Hardware locking

FAQ about hardware locking for Robert Inventor's Programs

Will my program be hardware locked when I purchase it?

A: When you purchase any of my programs, your unlock key will work on any computer - it is NOT hardware locked. If you use it on a friends computer, then uninstall it when finished, and answer yes when it asks if you want to remove your unlock key. Or if you want your friend to keep the freeware / evaluation version, you can leave the program installed and just remove your unlock key, which you can do from Help | Unlock | Remove unlock key.

Nowadays there is an increasing tendency for programs to be hardware locked, like Windows XP. So if you install your program on another machine you need to change to a new unlock key for it - this could be awkward if you need to move a number of programs to several machines in short succession. But that isn't the real drawback of hardware locking. It's main drawback is something the user will only notice a few years down the line.

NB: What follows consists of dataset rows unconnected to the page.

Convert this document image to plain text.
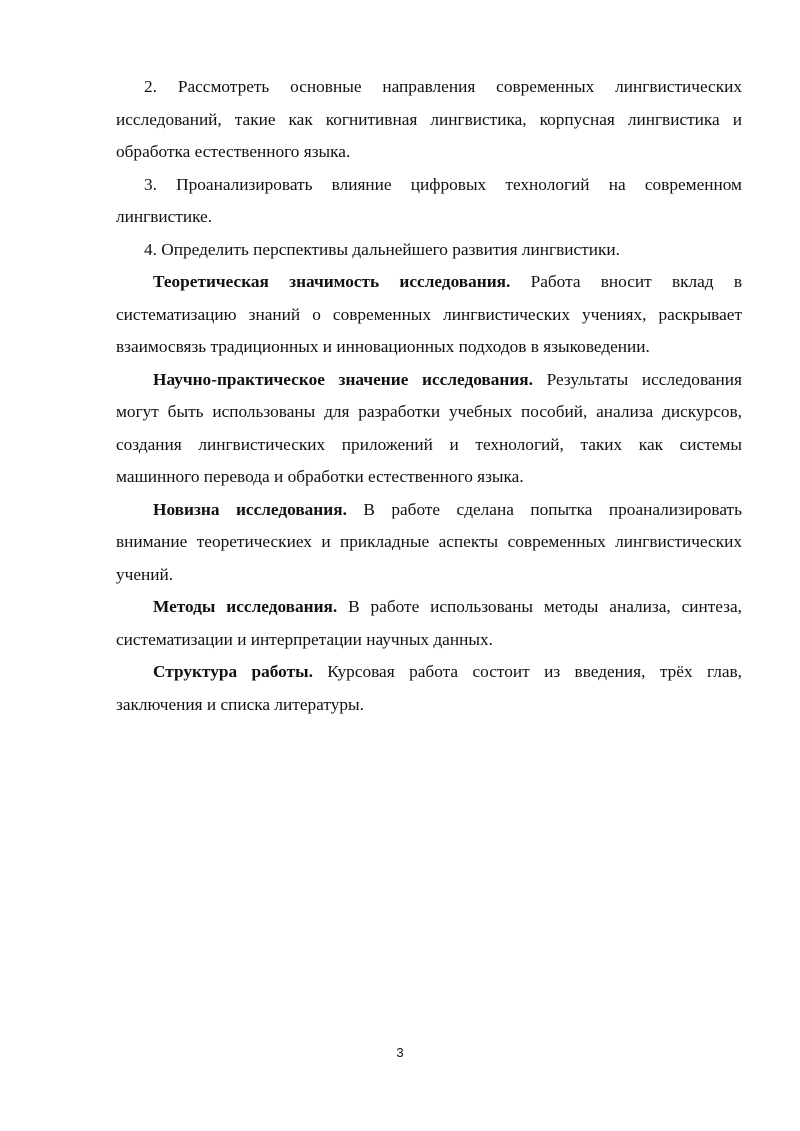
2. Рассмотреть основные направления современных лингвистических исследований, такие как когнитивная лингвистика, корпусная лингвистика и обработка естественного языка.

3. Проанализировать влияние цифровых технологий на современном лингвистике.

4. Определить перспективы дальнейшего развития лингвистики.

Теоретическая значимость исследования. Работа вносит вклад в систематизацию знаний о современных лингвистических учениях, раскрывает взаимосвязь традиционных и инновационных подходов в языковедении.

Научно-практическое значение исследования. Результаты исследования могут быть использованы для разработки учебных пособий, анализа дискурсов, создания лингвистических приложений и технологий, таких как системы машинного перевода и обработки естественного языка.

Новизна исследования. В работе сделана попытка проанализировать внимание теоретическиех и прикладные аспекты современных лингвистических учений.

Методы исследования. В работе использованы методы анализа, синтеза, систематизации и интерпретации научных данных.

Структура работы. Курсовая работа состоит из введения, трёх глав, заключения и списка литературы.

3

Some programs, e.g. some software music programs, have been hardware locked for quite a while, if not particualarly on the XP model, more often used with dongles or cds. Older composers and musicians may be wary about buying hardware locked programs, and go for ones that aren't locked if there is any choice in the matter. However most other users don't realise what is involved yet. Older programs are bound to have less polished GUIs than the latest ones, but they may occasionally do things in a way that still makes them of value to some users maybe many years after they were originally written.

Then the problem is that if your hardware lock fails for any reason (dongle or cd doesn't work any more or you get a new computer for the XP style hardware fingerprint approach) - what do you do if the original company has now gone out of business. You will probably find that you simply can't play your old compositions any more with the original software. This has happened to older composers already.

It is only recently that it has become really easy to hardware lock your programs, and in the forums for software authors you see that many of them are really going for it as the great new trend in software technology. This is really new - the last couple of years at the most, when it has become the "in thing" to do. So its long term drawbacks are not widely apparent. In the future if someone wants to run an XP machine as a "classic machine", they simply won't be able to do it. If they do manage that somehow, they will then probably find that half their programs from our era will no longer run. They then have to try to locate the original authors of them all to obtain new unlock keys. How would you set about finding unlock keys for software written 20 years ago?

This isn't just for "classic computer" nerds - a composer or artist may well want to recover a piece made more than twenty years ago originally on an archaic machine. Maybe they transfer it every couple of years to a new computer and get a new unlock key each time, until the day comes when they can no longer contact the original author for whatever reason - then that is it, they can no longer recover it.

At least, all my programs will run anyway :-).